Mexico’s Ruling Party Clobbered in Elections Following Push for Gay ‘Marriage’
For the first time since the PRI was created in 1929, the party no longer holds a majority of state governorships. Out of 17 states holding elections on June 5, the PRI won only five states and lost four states with 19% of the country’s population. The result is that the PRI now holds the governorship in only 15 of the country’s 31 states, with 45% of Mexico’s population. The party is also out of power in the nation’s Federal District.
The president’s initiative, announced on May 17, includes a massive propaganda campaign to convince public school students and the population in general that homosexuality and transgenderism are normal and morally acceptable, as well as membership in the United Nations’ “LGBT Core Group,” a coalition of nations promoting the homosexual agenda worldwide.
Peña Nieto’s new pro-gay offensive was met with condemnation by the leadership of the Catholic Church in Mexico as well as the creation of the National Front for the Family, a coalition of over a thousand organizations united to defeat the initiative and to protect the traditional definition of marriage. The National Front for the Family held protests throughout the country on June 1 and 2, and PRI electedofficials began to abandon the president, stating their opposition to the initiative and promising their constituents they would vote against it.

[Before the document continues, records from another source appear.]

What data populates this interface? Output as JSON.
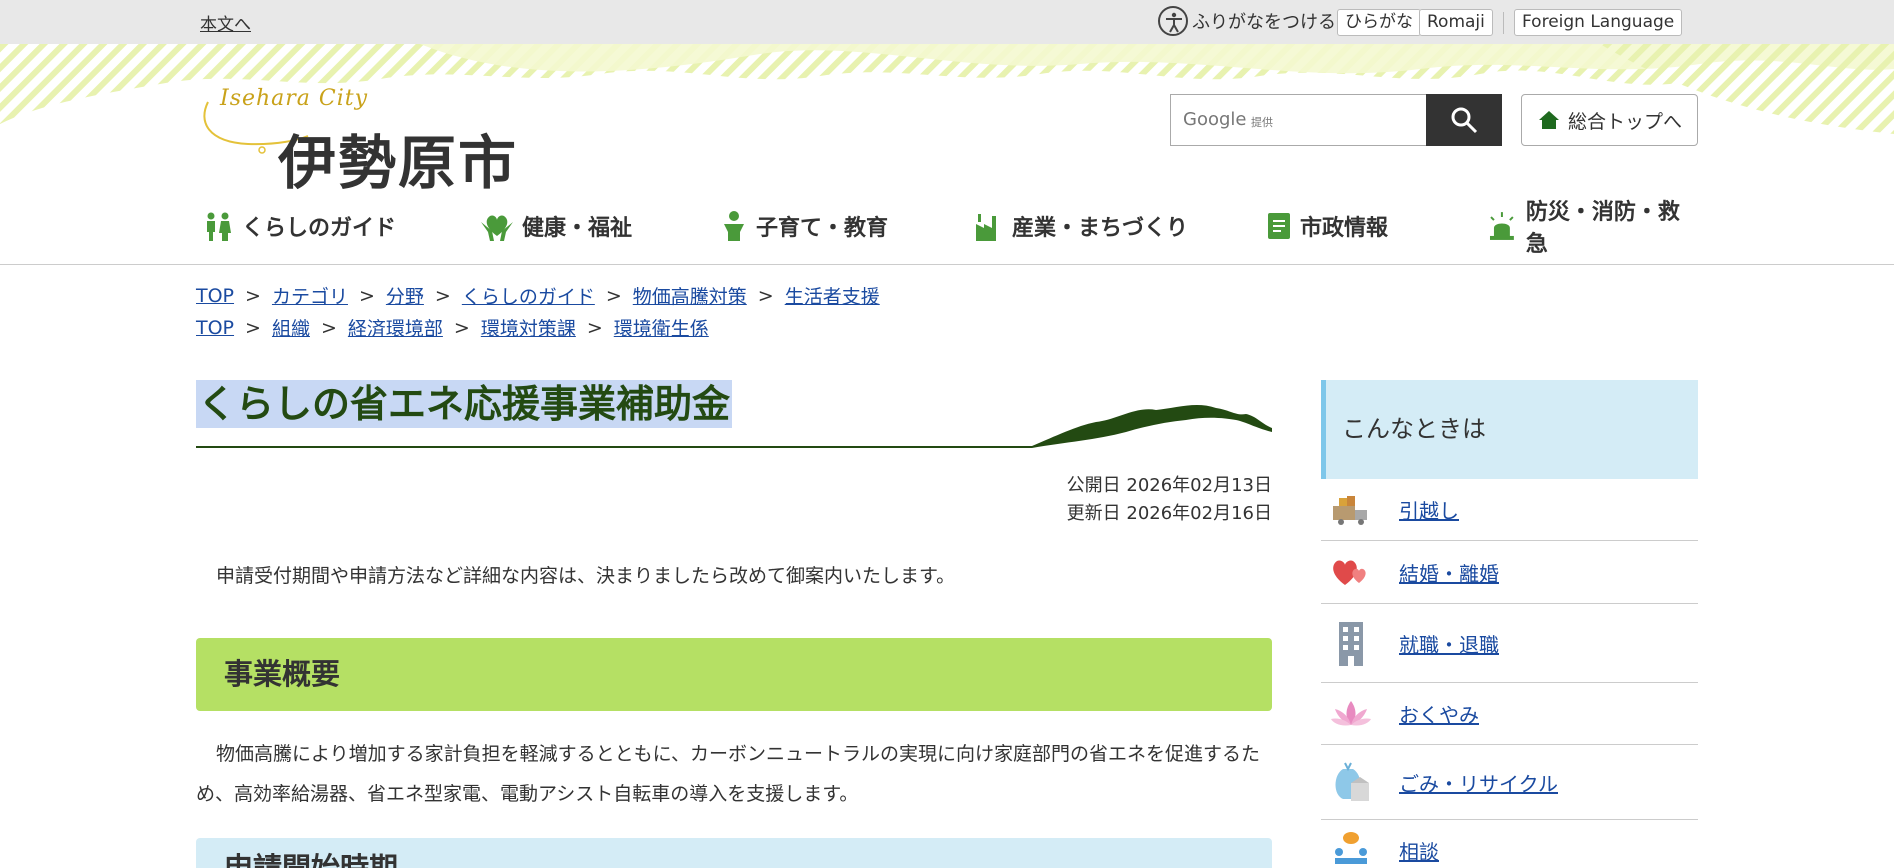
{
  "topbar": {
    "skip_link": "本文へ",
    "furigana": "ふりがなをつける",
    "hiragana": "ひらがな",
    "romaji": "Romaji",
    "foreign": "Foreign Language"
  },
  "logo": {
    "script": "Isehara City",
    "name": "伊勢原市"
  },
  "search": {
    "google_label": "Google",
    "google_sub": "提供"
  },
  "home_button": "総合トップへ",
  "nav": [
    {
      "label": "くらしのガイド",
      "icon": "people-icon"
    },
    {
      "label": "健康・福祉",
      "icon": "heart-hands-icon"
    },
    {
      "label": "子育て・教育",
      "icon": "child-icon"
    },
    {
      "label": "産業・まちづくり",
      "icon": "factory-icon"
    },
    {
      "label": "市政情報",
      "icon": "document-icon"
    },
    {
      "label": "防災・消防・救急",
      "icon": "siren-icon"
    }
  ],
  "breadcrumbs": [
    [
      "TOP",
      "カテゴリ",
      "分野",
      "くらしのガイド",
      "物価高騰対策",
      "生活者支援"
    ],
    [
      "TOP",
      "組織",
      "経済環境部",
      "環境対策課",
      "環境衛生係"
    ]
  ],
  "breadcrumb_separator": ">",
  "page": {
    "title": "くらしの省エネ応援事業補助金",
    "published": "公開日 2026年02月13日",
    "updated": "更新日 2026年02月16日",
    "intro": "申請受付期間や申請方法など詳細な内容は、決まりましたら改めて御案内いたします。",
    "section1_heading": "事業概要",
    "section1_body": "物価高騰により増加する家計負担を軽減するとともに、カーボンニュートラルの実現に向け家庭部門の省エネを促進するため、高効率給湯器、省エネ型家電、電動アシスト自転車の導入を支援します。",
    "section2_heading": "申請開始時期"
  },
  "side": {
    "heading": "こんなときは",
    "items": [
      {
        "label": "引越し",
        "icon": "moving-truck-icon"
      },
      {
        "label": "結婚・離婚",
        "icon": "hearts-icon"
      },
      {
        "label": "就職・退職",
        "icon": "building-icon"
      },
      {
        "label": "おくやみ",
        "icon": "lotus-icon"
      },
      {
        "label": "ごみ・リサイクル",
        "icon": "garbage-bag-icon"
      },
      {
        "label": "相談",
        "icon": "consultation-icon"
      }
    ]
  },
  "colors": {
    "accent_green": "#b5e064",
    "title_green": "#234a12",
    "side_blue": "#d4ecf6",
    "link_blue": "#1a4aa0"
  }
}
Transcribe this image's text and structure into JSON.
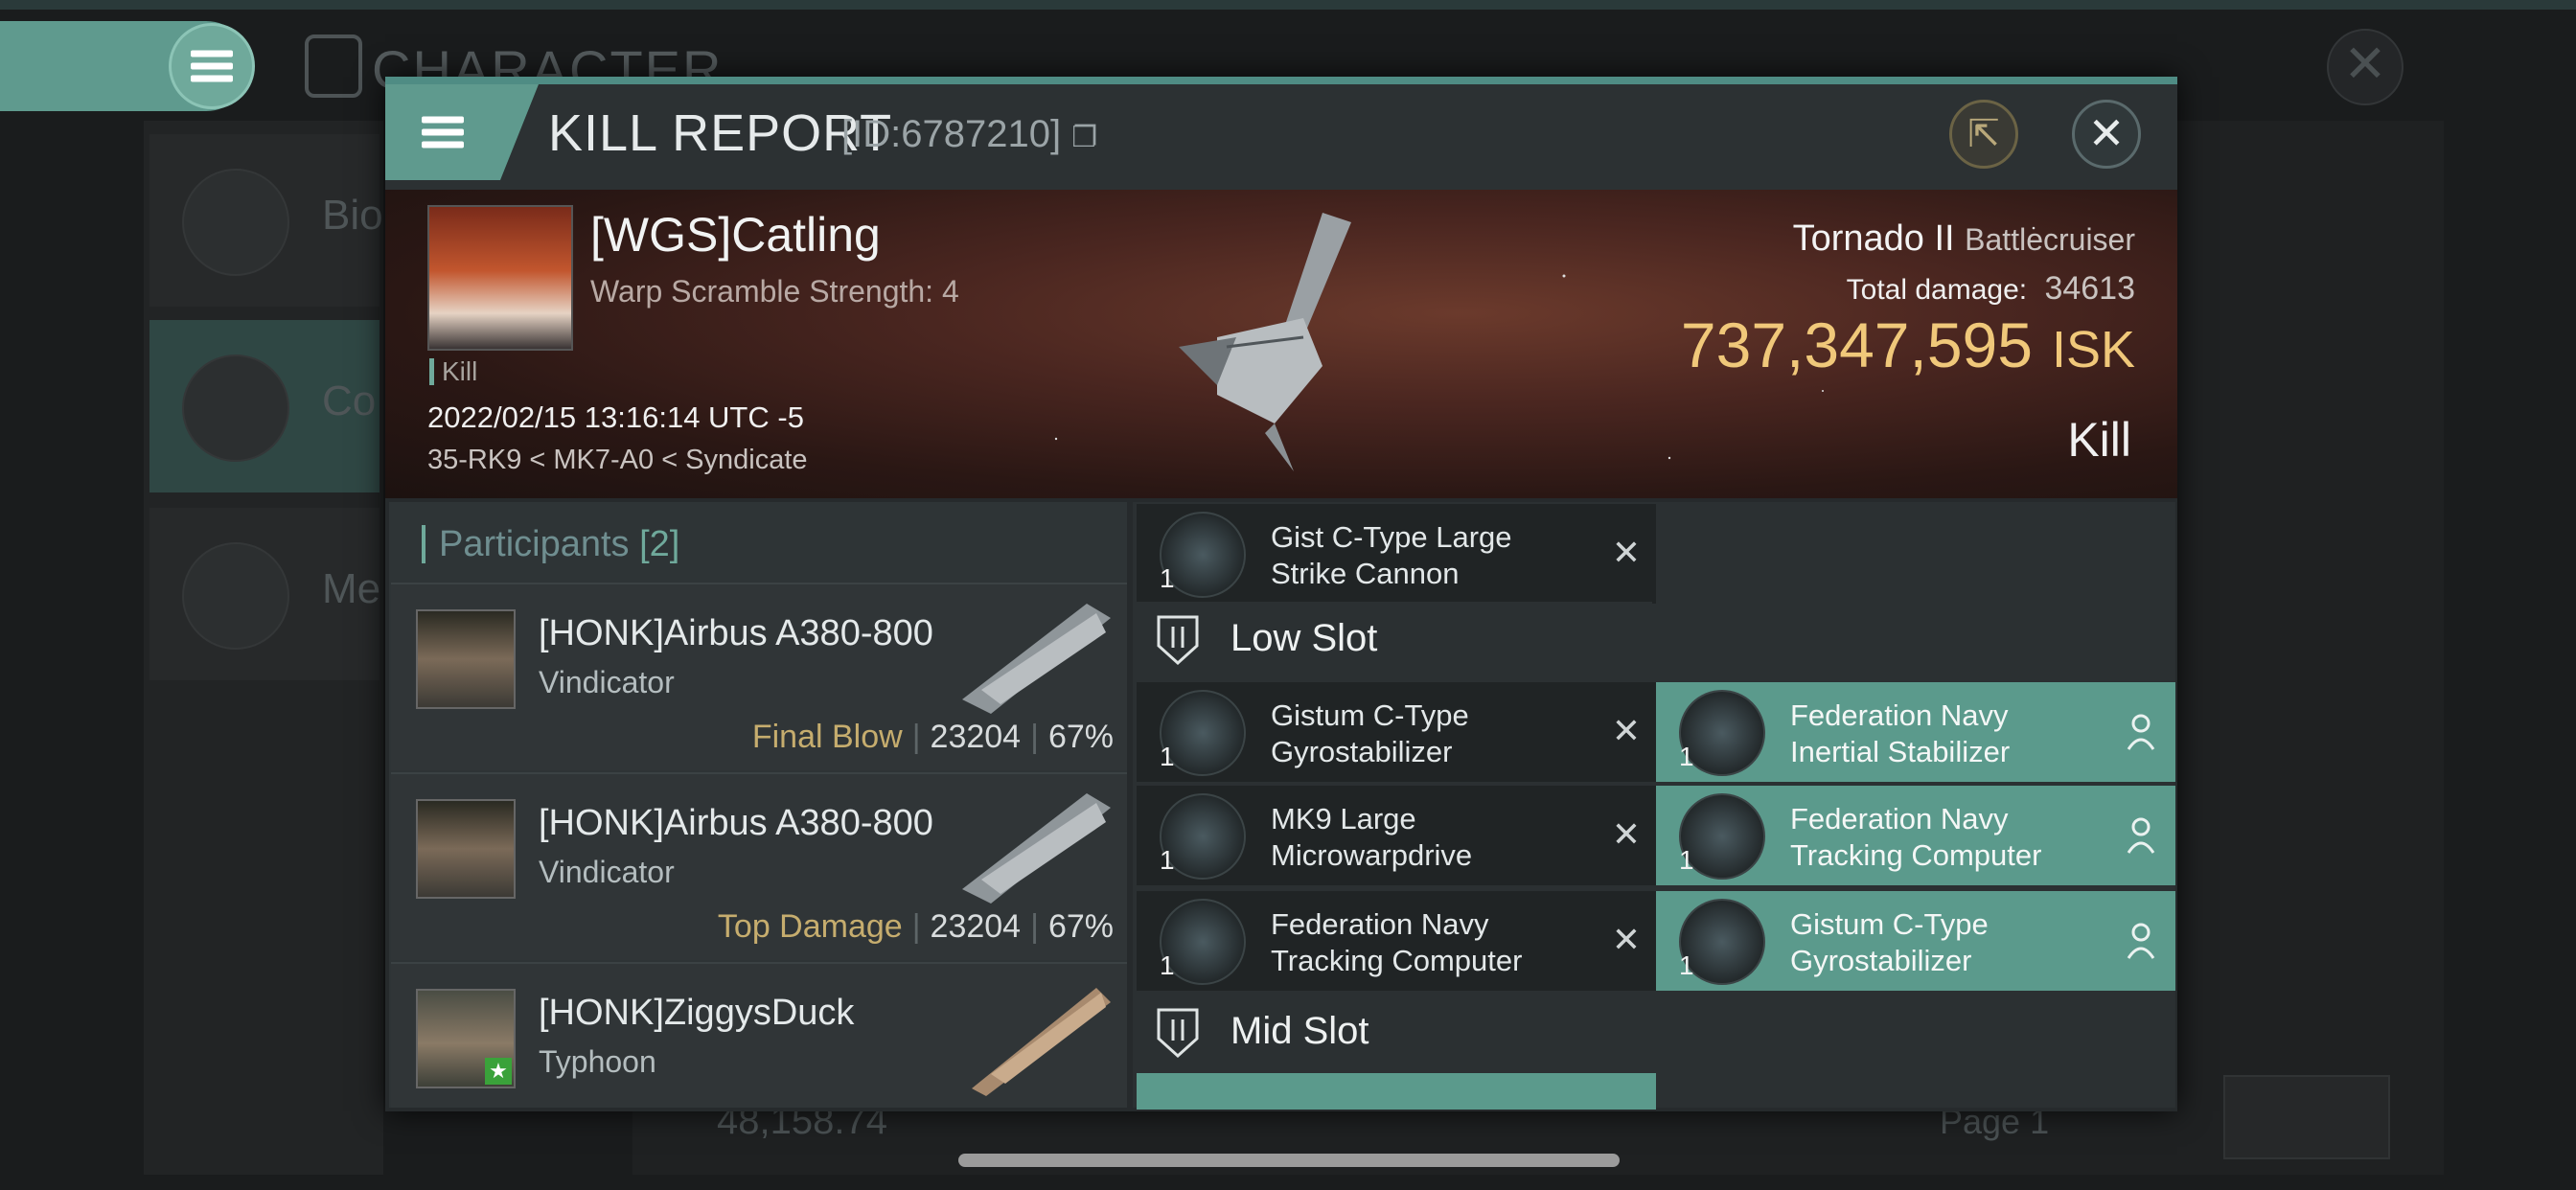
{
  "background": {
    "title": "CHARACTER",
    "sidebar": [
      {
        "label": "Bio"
      },
      {
        "label": "Co"
      },
      {
        "label": "Me"
      }
    ],
    "bottom_value": "48,158.74",
    "page_label": "Page 1"
  },
  "kill_report": {
    "title": "KILL REPORT",
    "id": "[ID:6787210]",
    "victim": {
      "name": "[WGS]Catling",
      "warp_scramble": "Warp Scramble Strength: 4",
      "tag": "Kill",
      "time": "2022/02/15 13:16:14 UTC -5",
      "location": "35-RK9 < MK7-A0 < Syndicate"
    },
    "ship": {
      "name": "Tornado II",
      "class": "Battlecruiser",
      "total_damage_label": "Total damage:",
      "total_damage": "34613",
      "isk_value": "737,347,595",
      "isk_unit": "ISK",
      "result": "Kill"
    },
    "participants": {
      "label": "Participants",
      "count": "[2]",
      "rows": [
        {
          "name": "[HONK]Airbus A380-800",
          "ship": "Vindicator",
          "tag": "Final Blow",
          "damage": "23204",
          "percent": "67%"
        },
        {
          "name": "[HONK]Airbus A380-800",
          "ship": "Vindicator",
          "tag": "Top Damage",
          "damage": "23204",
          "percent": "67%"
        },
        {
          "name": "[HONK]ZiggysDuck",
          "ship": "Typhoon",
          "tag": "",
          "damage": "",
          "percent": ""
        }
      ]
    },
    "modules": {
      "top_item": {
        "qty": "1",
        "name": "Gist C-Type Large Strike Cannon"
      },
      "low_slot_label": "Low Slot",
      "low_slot": [
        {
          "qty": "1",
          "name": "Gistum C-Type Gyrostabilizer",
          "state": "destroyed"
        },
        {
          "qty": "1",
          "name": "Federation Navy Inertial Stabilizer",
          "state": "dropped"
        },
        {
          "qty": "1",
          "name": "MK9 Large Microwarpdrive",
          "state": "destroyed"
        },
        {
          "qty": "1",
          "name": "Federation Navy Tracking Computer",
          "state": "dropped"
        },
        {
          "qty": "1",
          "name": "Federation Navy Tracking Computer",
          "state": "destroyed"
        },
        {
          "qty": "1",
          "name": "Gistum C-Type Gyrostabilizer",
          "state": "dropped"
        }
      ],
      "mid_slot_label": "Mid Slot"
    }
  }
}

The cause of the PRI’s defeat cited most often in the Mexican media was the president’s homosexual “marriage” initiative. Although it remains to be proved that the PRI’s massive electoral loss was due to the unpopularity of the proposed constitutional amendment, polls indicate that Mexicans are both dissatisfied with Peña Nieto’s presidency and opposed to homosexual “marriage.”
“Peña Nieto and the PRI have paid the price at the ballot box for presenting initiatives against Mexican values,” said Luis Losada Pescador, who leads the activist organization CitizenGO as part of the coalition of the National Front for the Family. “It may be that Peña Nieto is trying to win foreign friends, but he has reaped internal rejection,” he added.
The Bishop of Veracruz, Felipe Gallardo Martín del Campo, noted of the electoral results that “normal Mexicans, who are 99 percent [of the population], don’t accept marriage between people of the same sex and the proof of this are the protests that have been held throughout the country.” He added that other parties “should work harder and not commit the same errors because they know that in the next election the people are not going to vote for their party.”
Recent polls show that Mexicans continue to oppose the creation of homosexual “marriage,” with percentages against it ranging from 44% to 62% over the last three years, and percentages from 36% to 52% in favor. A majority of Mexicans continue to oppose the legalized killing of the unborn in most cases as well.